The subject’s troponin levels can be periodically measured to determine a level of transplant rejection. If the troponin levels increase, the subject can be administered an infusion of KPL-404 or an increased dosage of KPL-404 as further described herein.

Other Embodiments

While specific aspects of the invention have been described and illustrated, such aspects should be considered illustrative of the invention only and not as limiting the invention as construed in accordance with the accompanying claims.
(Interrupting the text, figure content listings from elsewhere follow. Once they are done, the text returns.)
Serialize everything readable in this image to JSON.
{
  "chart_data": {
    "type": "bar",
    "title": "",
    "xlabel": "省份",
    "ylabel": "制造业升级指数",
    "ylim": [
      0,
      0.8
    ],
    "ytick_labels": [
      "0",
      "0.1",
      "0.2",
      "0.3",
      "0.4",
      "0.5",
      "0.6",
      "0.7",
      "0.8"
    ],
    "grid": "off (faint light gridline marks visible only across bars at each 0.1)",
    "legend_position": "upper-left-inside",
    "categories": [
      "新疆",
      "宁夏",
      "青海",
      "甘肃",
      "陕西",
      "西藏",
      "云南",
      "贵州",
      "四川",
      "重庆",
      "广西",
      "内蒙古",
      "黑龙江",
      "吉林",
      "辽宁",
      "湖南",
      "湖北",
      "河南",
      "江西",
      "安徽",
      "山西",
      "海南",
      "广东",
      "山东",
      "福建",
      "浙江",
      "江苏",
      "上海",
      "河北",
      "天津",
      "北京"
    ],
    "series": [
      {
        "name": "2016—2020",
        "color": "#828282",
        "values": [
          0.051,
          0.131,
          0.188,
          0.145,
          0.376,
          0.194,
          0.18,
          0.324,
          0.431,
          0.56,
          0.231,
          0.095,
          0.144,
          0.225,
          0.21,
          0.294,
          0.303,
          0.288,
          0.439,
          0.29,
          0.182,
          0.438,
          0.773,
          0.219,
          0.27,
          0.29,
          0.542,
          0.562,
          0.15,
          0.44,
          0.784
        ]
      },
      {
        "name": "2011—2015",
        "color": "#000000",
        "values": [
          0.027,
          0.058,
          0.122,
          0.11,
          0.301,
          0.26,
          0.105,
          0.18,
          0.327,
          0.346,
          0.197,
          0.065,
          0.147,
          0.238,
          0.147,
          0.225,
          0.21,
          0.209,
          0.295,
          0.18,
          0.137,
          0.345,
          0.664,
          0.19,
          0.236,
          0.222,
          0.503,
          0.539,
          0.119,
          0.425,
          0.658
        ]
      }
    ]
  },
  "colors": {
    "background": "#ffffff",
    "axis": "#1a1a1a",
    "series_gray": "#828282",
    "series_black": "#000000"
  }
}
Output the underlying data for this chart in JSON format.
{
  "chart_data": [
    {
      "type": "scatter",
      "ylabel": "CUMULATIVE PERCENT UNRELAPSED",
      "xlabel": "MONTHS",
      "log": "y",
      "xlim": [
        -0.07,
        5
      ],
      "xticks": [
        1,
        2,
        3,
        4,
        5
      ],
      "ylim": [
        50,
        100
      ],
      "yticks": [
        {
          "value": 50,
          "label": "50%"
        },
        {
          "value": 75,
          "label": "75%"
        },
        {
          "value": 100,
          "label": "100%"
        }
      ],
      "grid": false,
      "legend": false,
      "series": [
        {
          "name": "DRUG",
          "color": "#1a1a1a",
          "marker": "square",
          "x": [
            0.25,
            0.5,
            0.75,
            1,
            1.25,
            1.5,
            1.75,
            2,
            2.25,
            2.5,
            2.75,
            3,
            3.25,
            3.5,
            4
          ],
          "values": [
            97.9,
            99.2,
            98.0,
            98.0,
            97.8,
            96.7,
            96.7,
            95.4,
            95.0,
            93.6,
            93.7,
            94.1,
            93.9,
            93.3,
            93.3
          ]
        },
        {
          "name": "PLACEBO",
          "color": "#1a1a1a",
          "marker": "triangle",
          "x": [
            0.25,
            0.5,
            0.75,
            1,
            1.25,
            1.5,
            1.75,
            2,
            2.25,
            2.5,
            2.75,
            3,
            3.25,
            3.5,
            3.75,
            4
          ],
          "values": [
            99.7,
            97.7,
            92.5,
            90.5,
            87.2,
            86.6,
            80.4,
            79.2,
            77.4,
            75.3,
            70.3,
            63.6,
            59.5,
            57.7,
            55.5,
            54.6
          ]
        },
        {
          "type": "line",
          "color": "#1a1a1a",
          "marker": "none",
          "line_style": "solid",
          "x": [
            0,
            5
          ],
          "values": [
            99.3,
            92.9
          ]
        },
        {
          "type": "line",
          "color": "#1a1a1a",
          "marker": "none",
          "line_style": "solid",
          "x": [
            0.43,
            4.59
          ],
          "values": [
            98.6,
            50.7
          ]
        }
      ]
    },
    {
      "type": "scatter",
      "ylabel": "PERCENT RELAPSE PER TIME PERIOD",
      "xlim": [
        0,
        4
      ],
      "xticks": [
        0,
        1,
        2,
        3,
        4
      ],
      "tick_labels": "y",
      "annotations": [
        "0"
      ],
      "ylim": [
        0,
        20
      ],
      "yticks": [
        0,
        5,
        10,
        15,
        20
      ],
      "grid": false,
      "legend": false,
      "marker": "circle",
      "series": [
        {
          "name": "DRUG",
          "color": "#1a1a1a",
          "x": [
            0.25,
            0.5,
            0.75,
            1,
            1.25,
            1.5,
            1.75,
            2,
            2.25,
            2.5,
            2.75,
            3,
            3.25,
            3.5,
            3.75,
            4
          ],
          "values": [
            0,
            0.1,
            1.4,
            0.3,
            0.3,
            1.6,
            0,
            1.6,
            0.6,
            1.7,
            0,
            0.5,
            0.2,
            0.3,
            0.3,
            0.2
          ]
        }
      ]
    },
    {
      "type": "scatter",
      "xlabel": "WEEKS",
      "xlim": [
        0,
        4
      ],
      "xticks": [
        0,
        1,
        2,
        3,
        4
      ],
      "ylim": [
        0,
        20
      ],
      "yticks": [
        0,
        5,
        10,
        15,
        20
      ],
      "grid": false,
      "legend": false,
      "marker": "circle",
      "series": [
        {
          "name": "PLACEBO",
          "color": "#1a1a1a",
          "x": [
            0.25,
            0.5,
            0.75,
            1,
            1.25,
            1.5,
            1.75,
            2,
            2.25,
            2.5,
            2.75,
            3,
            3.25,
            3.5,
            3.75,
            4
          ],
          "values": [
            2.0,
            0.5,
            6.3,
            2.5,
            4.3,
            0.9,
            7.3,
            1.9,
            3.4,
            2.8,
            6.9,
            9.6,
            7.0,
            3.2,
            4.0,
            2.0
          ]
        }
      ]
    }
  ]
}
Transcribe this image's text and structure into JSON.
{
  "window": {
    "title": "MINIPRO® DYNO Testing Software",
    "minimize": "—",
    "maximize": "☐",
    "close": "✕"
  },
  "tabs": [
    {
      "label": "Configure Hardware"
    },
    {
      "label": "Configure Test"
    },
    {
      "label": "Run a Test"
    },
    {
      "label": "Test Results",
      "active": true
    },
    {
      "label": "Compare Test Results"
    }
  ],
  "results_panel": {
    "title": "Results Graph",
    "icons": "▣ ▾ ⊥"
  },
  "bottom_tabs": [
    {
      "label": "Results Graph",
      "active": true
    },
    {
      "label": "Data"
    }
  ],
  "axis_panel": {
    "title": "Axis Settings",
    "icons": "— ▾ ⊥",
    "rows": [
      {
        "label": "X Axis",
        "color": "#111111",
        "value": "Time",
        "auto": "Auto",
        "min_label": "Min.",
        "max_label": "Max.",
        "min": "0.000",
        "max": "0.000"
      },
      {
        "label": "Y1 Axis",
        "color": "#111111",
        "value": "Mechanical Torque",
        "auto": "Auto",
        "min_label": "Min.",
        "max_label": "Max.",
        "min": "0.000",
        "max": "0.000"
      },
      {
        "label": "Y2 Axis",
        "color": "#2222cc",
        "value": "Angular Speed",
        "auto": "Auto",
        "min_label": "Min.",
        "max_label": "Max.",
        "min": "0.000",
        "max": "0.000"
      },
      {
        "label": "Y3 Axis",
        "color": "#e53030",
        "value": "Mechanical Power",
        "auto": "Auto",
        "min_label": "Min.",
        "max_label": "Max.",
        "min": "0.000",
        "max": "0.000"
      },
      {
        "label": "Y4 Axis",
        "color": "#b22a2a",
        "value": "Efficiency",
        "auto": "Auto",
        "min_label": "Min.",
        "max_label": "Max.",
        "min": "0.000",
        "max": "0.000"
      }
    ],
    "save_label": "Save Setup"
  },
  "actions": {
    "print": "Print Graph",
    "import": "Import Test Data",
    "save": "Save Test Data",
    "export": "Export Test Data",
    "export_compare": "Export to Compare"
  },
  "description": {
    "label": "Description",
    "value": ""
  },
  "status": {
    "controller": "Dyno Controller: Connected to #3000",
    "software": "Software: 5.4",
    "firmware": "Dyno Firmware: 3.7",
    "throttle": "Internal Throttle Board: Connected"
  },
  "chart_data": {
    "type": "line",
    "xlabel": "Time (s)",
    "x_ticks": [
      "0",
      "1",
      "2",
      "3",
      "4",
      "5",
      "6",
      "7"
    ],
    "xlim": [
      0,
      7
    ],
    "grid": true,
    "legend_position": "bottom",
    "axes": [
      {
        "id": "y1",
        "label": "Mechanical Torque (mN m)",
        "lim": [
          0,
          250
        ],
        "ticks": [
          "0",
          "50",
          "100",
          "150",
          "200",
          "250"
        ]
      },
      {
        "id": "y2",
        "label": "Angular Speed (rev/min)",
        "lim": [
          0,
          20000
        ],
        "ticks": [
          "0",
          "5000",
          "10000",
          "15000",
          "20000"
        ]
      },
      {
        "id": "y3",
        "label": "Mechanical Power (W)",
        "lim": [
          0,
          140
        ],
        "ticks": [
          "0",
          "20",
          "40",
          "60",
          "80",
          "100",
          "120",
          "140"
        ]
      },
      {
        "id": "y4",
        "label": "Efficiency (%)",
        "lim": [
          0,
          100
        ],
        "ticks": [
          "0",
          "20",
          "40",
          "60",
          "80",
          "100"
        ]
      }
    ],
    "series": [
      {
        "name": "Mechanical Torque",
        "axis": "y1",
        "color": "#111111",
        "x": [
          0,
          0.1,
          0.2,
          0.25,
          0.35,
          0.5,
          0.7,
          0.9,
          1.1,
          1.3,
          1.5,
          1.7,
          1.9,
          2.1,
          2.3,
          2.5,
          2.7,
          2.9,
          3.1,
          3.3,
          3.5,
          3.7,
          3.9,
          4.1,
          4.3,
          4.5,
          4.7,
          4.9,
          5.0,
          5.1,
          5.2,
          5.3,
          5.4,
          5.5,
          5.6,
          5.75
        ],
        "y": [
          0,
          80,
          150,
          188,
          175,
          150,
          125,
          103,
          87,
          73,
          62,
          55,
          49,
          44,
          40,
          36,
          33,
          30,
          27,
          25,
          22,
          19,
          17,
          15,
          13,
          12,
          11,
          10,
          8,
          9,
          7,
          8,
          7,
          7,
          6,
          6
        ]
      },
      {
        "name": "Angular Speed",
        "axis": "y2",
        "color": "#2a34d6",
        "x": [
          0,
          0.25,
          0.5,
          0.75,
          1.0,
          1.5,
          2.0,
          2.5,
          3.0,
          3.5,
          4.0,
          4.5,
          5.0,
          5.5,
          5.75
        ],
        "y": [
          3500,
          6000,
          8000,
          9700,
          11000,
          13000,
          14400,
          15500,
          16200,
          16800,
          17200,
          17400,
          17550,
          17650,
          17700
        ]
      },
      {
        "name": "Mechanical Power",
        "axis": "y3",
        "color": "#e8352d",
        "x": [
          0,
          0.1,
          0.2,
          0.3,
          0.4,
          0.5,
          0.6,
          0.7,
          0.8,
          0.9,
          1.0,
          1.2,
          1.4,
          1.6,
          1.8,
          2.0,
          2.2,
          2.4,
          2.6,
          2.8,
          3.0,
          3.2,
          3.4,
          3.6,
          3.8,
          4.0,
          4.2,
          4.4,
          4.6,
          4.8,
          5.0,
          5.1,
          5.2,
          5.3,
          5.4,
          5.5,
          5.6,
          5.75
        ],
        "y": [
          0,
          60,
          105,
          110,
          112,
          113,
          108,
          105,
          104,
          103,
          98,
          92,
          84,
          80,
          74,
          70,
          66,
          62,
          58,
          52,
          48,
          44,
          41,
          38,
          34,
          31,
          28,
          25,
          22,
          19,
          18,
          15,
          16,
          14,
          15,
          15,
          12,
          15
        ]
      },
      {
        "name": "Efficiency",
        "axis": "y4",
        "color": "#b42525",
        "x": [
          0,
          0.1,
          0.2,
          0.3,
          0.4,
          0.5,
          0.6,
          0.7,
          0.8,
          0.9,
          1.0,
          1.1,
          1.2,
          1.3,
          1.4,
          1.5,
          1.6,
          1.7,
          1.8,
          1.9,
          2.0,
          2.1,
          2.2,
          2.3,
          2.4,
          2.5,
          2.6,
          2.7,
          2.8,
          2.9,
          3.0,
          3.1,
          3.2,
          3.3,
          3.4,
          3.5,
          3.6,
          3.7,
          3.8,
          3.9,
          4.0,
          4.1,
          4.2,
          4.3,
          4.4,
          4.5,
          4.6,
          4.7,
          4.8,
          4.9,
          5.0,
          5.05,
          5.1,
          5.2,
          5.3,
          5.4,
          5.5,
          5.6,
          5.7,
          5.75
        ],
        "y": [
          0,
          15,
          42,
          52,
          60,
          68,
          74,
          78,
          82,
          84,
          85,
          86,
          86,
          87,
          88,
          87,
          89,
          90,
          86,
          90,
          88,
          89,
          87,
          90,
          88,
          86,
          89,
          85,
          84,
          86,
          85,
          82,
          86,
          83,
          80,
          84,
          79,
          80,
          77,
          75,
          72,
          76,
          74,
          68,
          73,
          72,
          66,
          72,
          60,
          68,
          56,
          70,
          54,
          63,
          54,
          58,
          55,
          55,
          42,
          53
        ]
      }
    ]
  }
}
All publications and patent applications cited in this specification are herein incorporated by reference in their entirety for all purposes as if each individual publication or patent application were specifically and individually indicated to be incorporated by reference for all purposes. Although the foregoing invention has been described in some detail by way of illustration and example for purposes of clarity of understanding, it will be readily apparent to one of ordinary skill in the art in light of the teachings of this invention that certain changes and modifications can be made thereto without departing from the spirit or scope of the appended claims.